There’s the old warning that at times the “center cannot hold,” but today’s “center” appears to be self-destructing, creating unnecessary crises and conflicts that worsen the world’s predicament, notes ex-British diplomat Alastair Crooke.

By Alastair Crooke

That “icon” of the “centrists,” Facebook, recently wrote to a site on the U.S. “Alt-Right” telling them that various posts which they had authored must be immediately taken down, or would be deleted. The references which had offended were the words ‘trannies” for transgenders and “cross-dressers.” The message from Facebook further suggested that gender “identity” is considered a “protected characteristic” (under the law – which it is not), and that reference to transgenders as “trannies” could be considered “hate speech” (i.e. a legal offence).

President Donald Trump and Israeli Prime Minister Benjamin Netanyahu at joint press conference on Feb. 15. 2017. (Screen shot from Whitehouse.gov)

A totally trivial issue, in itself, except that it goes to the heart of the disputed vision which encapsulates the present U.S. civil stand-off:  On the one side, the notion that diversity, freely elected sexual orientation, and identity rights, equals societal cohesion and strength. Or, on the other hand, the vision encapsulated by Pat Buchanan: that a nation (including its new-comers) are bound more by the possession of a legacy of memories, a heritage of manners, customs and culture, and an attachment to a certain “way-of-being,” and principles of government. And it is this that constitutes the source of a nation’s strength.

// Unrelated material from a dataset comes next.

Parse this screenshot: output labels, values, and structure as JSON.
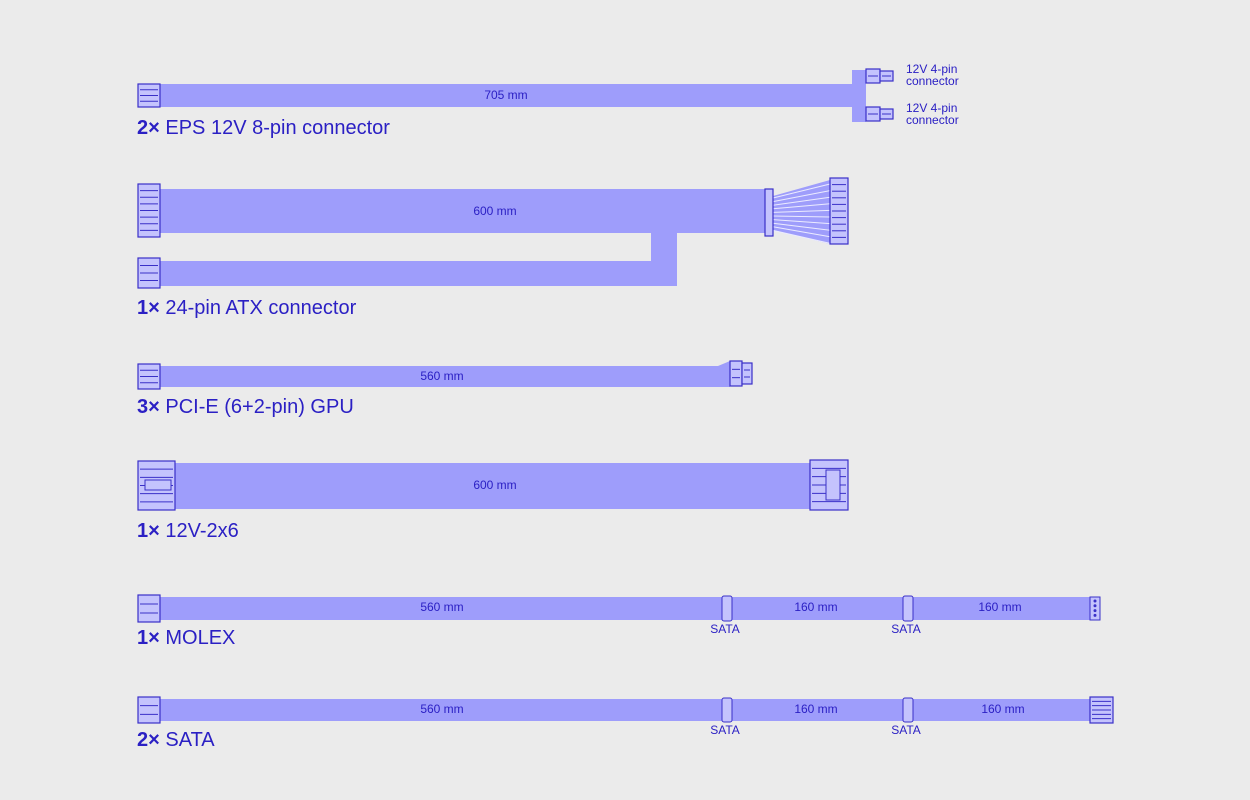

The point here, is that the “centrist” center visibly is folding. The insistence to manage and control discourse (per Michel Foucault), around a strictly de-limited, political ideology is drawing now public disdain (and street demonstrations in the U.S.) targeted both at social media, and at elements of the MSM (mainstream media outlets, such as CNN). That is to say, the more the centrist diversity meme is pushed in the U.S., the greater the popular push-back, it seems.